Zaire's President Hopes for Rewards After Angola Cease-Fire

Success, Controversy Follow Mobutu to US. FOREIGN POLICY

LAST week Zairian President Mobutu Sese Seko pulled a diplomatic rabbit out of a hat, brokering in one day a cease-fire in neighboring Angola's 14-year civil war. This week he expects his reward when he comes to see his friends in Washington. Zaire's ambassador here says his impoverished country deserves more aid. Bush administration officials say there is not much they can do for the flamboyant central African potentate. Translation: Zaire has already gotten all the help available, given the limited foreign aid budget and opposition from Congress fueled by reported Zairian corruption and human rights abuses. For fiscal year 1989, Zaire is slated to receive $60 million worth of development assistance (most of it in-kind aid) and $3 million in military aid.

But President Mobutu is about to get something money cannot buy: the honor of being the first African head of state to make an official visit to Washington during George Bush's presidency. News coverage will also likely focus largely on how he accomplished the Angola cease-fire, rather than the usual questions about his allegedly fantastic personal wealth.

Mobutu's visit may not be big news in the US, but it is back home. News photos of him shaking hands with President Bush will be front-page stuff in Zaire, helping to reinforce his already solid position as absolute ruler with friends in high places, says Michael Schatzberg, an assistant professor of African studies at Johns Hopkins School of Advanced International Studies.

State Department officials say they were surprised by the speed with which Mobutu organized the 18-nation summit of African leaders and the subsequent cease-fire.
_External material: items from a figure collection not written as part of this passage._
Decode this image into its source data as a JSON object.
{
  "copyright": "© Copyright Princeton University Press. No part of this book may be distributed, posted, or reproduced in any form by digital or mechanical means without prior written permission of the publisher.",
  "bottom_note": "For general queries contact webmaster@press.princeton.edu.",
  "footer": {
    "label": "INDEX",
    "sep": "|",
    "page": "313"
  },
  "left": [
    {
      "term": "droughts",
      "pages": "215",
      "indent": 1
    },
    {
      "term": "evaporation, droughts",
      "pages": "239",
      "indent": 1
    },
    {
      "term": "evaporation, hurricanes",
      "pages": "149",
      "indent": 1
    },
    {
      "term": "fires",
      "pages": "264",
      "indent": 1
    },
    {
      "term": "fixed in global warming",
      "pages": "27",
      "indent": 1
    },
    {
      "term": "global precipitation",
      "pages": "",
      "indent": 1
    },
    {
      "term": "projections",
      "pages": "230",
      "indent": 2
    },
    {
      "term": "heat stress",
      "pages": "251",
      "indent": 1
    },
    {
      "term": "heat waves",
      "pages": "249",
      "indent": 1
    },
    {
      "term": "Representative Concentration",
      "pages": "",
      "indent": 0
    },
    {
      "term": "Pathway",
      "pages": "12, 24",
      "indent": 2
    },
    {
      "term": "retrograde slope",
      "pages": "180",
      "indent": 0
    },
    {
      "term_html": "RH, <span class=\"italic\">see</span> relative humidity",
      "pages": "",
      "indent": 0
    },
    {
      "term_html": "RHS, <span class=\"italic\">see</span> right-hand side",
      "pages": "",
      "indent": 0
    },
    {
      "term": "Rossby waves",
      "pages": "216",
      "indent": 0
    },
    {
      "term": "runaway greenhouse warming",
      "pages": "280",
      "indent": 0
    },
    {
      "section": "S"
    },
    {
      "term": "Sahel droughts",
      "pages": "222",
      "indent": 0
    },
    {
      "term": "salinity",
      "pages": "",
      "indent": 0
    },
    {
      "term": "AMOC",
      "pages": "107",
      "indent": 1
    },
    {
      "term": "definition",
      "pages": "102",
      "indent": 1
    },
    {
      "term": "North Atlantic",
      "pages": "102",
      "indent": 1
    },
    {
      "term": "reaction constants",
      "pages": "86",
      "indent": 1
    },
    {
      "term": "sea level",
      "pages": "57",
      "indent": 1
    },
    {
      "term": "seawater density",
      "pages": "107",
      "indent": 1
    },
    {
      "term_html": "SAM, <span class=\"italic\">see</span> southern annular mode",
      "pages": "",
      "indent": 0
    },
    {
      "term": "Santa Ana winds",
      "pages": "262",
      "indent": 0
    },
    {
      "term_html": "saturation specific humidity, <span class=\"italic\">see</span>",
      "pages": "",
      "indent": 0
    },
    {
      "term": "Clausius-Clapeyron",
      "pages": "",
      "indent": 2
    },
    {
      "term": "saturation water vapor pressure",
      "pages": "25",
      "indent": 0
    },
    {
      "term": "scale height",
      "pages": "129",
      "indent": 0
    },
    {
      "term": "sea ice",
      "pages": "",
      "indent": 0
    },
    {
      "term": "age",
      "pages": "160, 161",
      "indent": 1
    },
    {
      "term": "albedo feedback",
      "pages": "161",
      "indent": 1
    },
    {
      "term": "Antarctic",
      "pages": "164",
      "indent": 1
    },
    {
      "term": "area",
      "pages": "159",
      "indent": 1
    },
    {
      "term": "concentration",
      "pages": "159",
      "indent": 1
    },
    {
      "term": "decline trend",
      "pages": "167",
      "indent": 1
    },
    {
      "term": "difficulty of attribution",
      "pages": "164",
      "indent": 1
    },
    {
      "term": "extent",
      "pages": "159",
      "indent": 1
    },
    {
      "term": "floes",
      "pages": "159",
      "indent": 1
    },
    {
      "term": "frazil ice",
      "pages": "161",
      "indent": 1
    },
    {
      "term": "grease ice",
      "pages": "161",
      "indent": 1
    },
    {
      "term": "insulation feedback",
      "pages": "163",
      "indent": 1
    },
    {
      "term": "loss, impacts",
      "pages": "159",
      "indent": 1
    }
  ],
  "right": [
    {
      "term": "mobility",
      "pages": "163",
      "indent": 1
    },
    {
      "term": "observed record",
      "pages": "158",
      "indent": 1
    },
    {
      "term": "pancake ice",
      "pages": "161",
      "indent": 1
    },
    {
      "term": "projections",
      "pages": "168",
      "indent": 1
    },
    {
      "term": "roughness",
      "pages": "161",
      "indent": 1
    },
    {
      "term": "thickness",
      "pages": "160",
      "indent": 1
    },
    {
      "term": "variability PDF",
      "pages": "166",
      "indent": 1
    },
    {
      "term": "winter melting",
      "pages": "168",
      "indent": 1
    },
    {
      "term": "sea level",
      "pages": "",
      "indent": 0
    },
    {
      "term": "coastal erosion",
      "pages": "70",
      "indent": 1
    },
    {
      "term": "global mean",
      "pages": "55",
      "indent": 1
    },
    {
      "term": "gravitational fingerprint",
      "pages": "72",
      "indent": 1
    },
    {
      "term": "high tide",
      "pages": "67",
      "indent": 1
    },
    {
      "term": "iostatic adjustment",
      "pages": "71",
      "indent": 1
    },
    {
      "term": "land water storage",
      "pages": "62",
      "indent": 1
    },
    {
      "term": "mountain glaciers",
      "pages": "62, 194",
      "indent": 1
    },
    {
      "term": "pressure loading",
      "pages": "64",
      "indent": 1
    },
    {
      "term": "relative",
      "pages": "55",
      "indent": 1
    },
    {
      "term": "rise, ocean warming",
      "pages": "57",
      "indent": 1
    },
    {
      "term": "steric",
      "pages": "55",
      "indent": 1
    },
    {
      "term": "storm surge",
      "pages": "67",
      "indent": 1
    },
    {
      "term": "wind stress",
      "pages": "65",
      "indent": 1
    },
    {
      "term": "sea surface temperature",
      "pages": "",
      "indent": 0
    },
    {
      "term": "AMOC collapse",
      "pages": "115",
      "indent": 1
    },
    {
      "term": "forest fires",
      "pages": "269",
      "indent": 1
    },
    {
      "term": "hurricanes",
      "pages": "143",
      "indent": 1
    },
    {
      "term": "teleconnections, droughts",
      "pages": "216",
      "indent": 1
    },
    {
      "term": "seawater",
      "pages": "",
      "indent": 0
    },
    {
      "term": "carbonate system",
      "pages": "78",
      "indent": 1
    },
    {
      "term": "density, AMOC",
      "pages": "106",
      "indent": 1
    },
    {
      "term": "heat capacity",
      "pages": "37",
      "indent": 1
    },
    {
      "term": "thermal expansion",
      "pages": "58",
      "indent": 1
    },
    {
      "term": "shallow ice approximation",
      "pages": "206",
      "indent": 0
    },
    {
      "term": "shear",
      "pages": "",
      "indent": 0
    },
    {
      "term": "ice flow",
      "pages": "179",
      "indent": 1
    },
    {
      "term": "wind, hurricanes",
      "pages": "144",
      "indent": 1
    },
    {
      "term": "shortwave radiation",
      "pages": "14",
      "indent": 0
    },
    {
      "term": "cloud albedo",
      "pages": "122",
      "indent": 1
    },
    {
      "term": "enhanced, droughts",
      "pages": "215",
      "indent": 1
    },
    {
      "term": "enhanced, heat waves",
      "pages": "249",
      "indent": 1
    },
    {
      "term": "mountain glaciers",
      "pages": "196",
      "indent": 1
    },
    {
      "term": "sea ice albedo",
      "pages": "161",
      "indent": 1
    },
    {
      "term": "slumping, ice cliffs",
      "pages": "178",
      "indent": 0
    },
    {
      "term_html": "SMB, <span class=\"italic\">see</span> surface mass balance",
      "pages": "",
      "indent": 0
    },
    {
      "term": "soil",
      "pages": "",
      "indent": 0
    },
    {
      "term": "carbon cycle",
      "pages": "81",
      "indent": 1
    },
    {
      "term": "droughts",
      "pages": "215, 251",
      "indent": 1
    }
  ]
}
On the other hand, a US official says, if any African leader could pull it off, it was Mobutu. ``He's practically a genius when it comes to politics,'' the official says. ``We just wish he could manage his economy better.''

The US helped pave the way for the Angola accord by brokering last December's regional agreement that provided for the independence of Namibia, which borders on Angola. But the US was on the sidelines for last week's agreement on Angola and will stay there during future negotiations to iron out the agreement, US officials say. For now, the US will continue to send arms to the guerrilla forces of Jonas Savimbi, who has been fighting Angola's Marxist government. The US has also made known its desire that Mr. Savimbi not be sent into exile.
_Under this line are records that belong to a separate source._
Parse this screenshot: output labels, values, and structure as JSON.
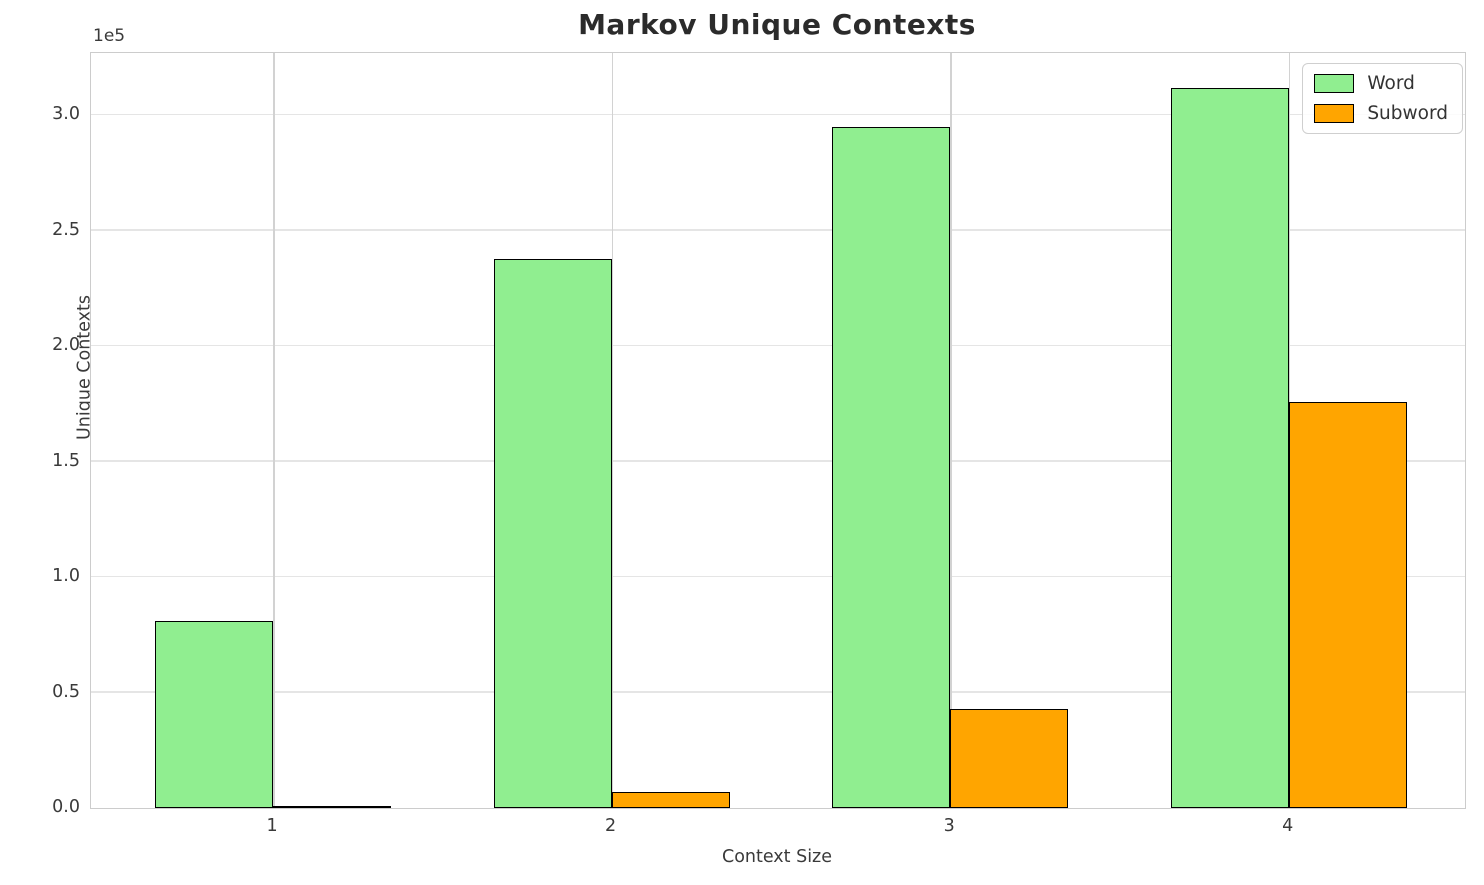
{
  "chart_data": {
    "type": "bar",
    "title": "Markov Unique Contexts",
    "xlabel": "Context Size",
    "ylabel": "Unique Contexts",
    "offset_text": "1e5",
    "categories": [
      "1",
      "2",
      "3",
      "4"
    ],
    "series": [
      {
        "name": "Word",
        "color": "#90EE90",
        "values": [
          81000,
          238000,
          295000,
          312000
        ]
      },
      {
        "name": "Subword",
        "color": "#FFA500",
        "values": [
          1000,
          7000,
          43000,
          176000
        ]
      }
    ],
    "bar_edge_color": "#000000",
    "ylim": [
      0,
      327000
    ],
    "yticks": [
      0,
      50000,
      100000,
      150000,
      200000,
      250000,
      300000
    ],
    "ytick_labels": [
      "0.0",
      "0.5",
      "1.0",
      "1.5",
      "2.0",
      "2.5",
      "3.0"
    ],
    "grid": true,
    "legend_position": "upper right"
  }
}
If the Angolan rivals do succeed in permanently ending their civil war, the calculus of US-Zairian relations will change. Zaire has been widely reported to be the main conduit for US aid to Savimbi's force, the National Union for the Total Independence of Angola (a point Mobutu denies). With no war, Zaire will become less important to the US.

``For years, the US has had two competing sets of interests in Zaire: one, the East-West struggle, and two, the commitment to democracy and human rights,'' Dr. Schatzberg says. ``As long as the Soviet threat was perceived as real, the US could say he was helping the fight, so human rights will have to be sacrificed. Now ... if the perception of a Soviet threat is gone, the US will have to focus on the lamentable record on human rights.'' US officials accept the basic premise of that remark, though, one says that ``we can lean on Mobutu to clean up his act, but it doesn't mean it will work.''

Schatzberg agrees that the US does not have much leverage in Zaire. Over the years, Zaire has diversified its ties to other countries. Aside from its close (and sometimes volatile) relationship with its former colonial ruler Belgium, Zaire has developed ties with France, Israel, Italy, West Germany, and China, and eventually can be expected to establish relations with the Soviet Union, Schatzberg says. Still, the US can influence decisions on Zaire in the multilateral banks and has the overall carrot of continued close ties with a superpower, he says.
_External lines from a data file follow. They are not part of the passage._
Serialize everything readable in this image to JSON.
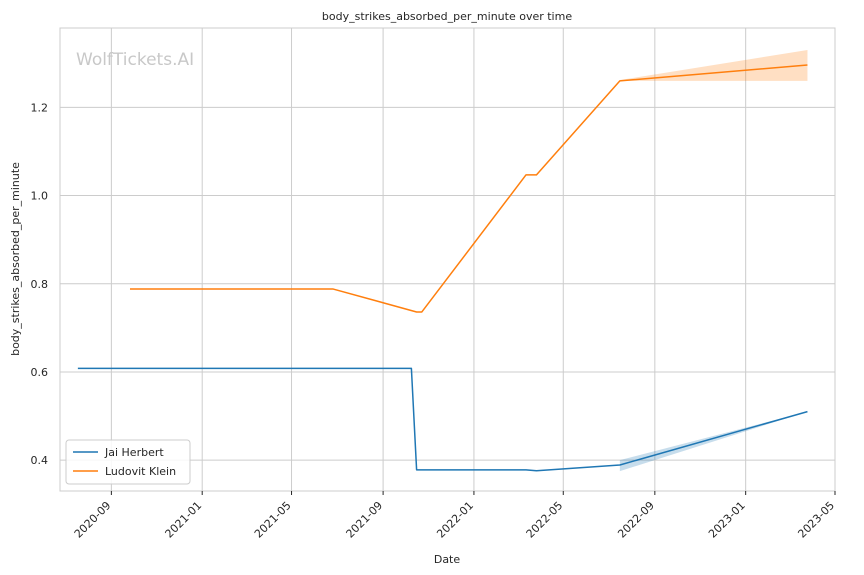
{
  "chart_data": {
    "type": "line",
    "title": "body_strikes_absorbed_per_minute over time",
    "xlabel": "Date",
    "ylabel": "body_strikes_absorbed_per_minute",
    "watermark": "WolfTickets.AI",
    "x_ticks": [
      "2020-09",
      "2021-01",
      "2021-05",
      "2021-09",
      "2022-01",
      "2022-05",
      "2022-09",
      "2023-01",
      "2023-05"
    ],
    "y_ticks": [
      0.4,
      0.6,
      0.8,
      1.0,
      1.2
    ],
    "y_tick_labels": [
      "0.4",
      "0.6",
      "0.8",
      "1.0",
      "1.2"
    ],
    "xlim": [
      "2020-06-24",
      "2023-05-01"
    ],
    "ylim": [
      0.33,
      1.38
    ],
    "grid": true,
    "legend_position": "lower-left",
    "series": [
      {
        "name": "Jai Herbert",
        "color": "#1f77b4",
        "points": [
          {
            "x": "2020-07-18",
            "y": 0.608
          },
          {
            "x": "2021-10-09",
            "y": 0.608
          },
          {
            "x": "2021-10-16",
            "y": 0.378
          },
          {
            "x": "2022-03-12",
            "y": 0.378
          },
          {
            "x": "2022-03-26",
            "y": 0.376
          },
          {
            "x": "2022-07-16",
            "y": 0.389
          },
          {
            "x": "2023-03-25",
            "y": 0.51
          }
        ],
        "band": [
          {
            "x": "2022-07-16",
            "lo": 0.375,
            "hi": 0.4
          },
          {
            "x": "2023-03-25",
            "lo": 0.51,
            "hi": 0.51
          }
        ]
      },
      {
        "name": "Ludovit Klein",
        "color": "#ff7f0e",
        "points": [
          {
            "x": "2020-09-26",
            "y": 0.788
          },
          {
            "x": "2021-06-26",
            "y": 0.788
          },
          {
            "x": "2021-10-16",
            "y": 0.736
          },
          {
            "x": "2021-10-23",
            "y": 0.736
          },
          {
            "x": "2022-03-12",
            "y": 1.047
          },
          {
            "x": "2022-03-26",
            "y": 1.047
          },
          {
            "x": "2022-07-16",
            "y": 1.26
          },
          {
            "x": "2023-03-25",
            "y": 1.296
          }
        ],
        "band": [
          {
            "x": "2022-07-16",
            "lo": 1.26,
            "hi": 1.262
          },
          {
            "x": "2023-03-25",
            "lo": 1.26,
            "hi": 1.33
          }
        ]
      }
    ]
  }
}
US officials acknowledge that Mobutu's open displays of wealth - frequent and luxurious travel, lavish gifts for friends, expensive homes around the world - are unseemly given his country's poverty. But they argue that compared with other African countries, Zaire is not doing that much worse. They take issue with allegations, documented by Amnesty International and other human rights organizations, of systematic torture in Zaire.

``Human rights is always a part of the dialogue with Mobutu, and we will say something'' in meetings with Bush and Secretary of State James Baker III, a State Department official says.

``But the problem is exaggerated in Zaire. Mobutu doesn't need to kill his enemies - he buys them off.'' A case in point is Nguza Karl I Bond, a former rival to Mobutu now Zaire's foreign minister.

Even with no war in Angola, Zaire would remain an important ally for the US in Africa. Of the sub-Saharan nations, it is second in land mass and population, and is strategically located. It has more nations on its border - nine - than any other African country. The Central Intelligence Agency is assumed to have a significant presence there, and with the political situation of southern Africa expected to a key global hot spot for years to come, Zaire will remain an important US listening post.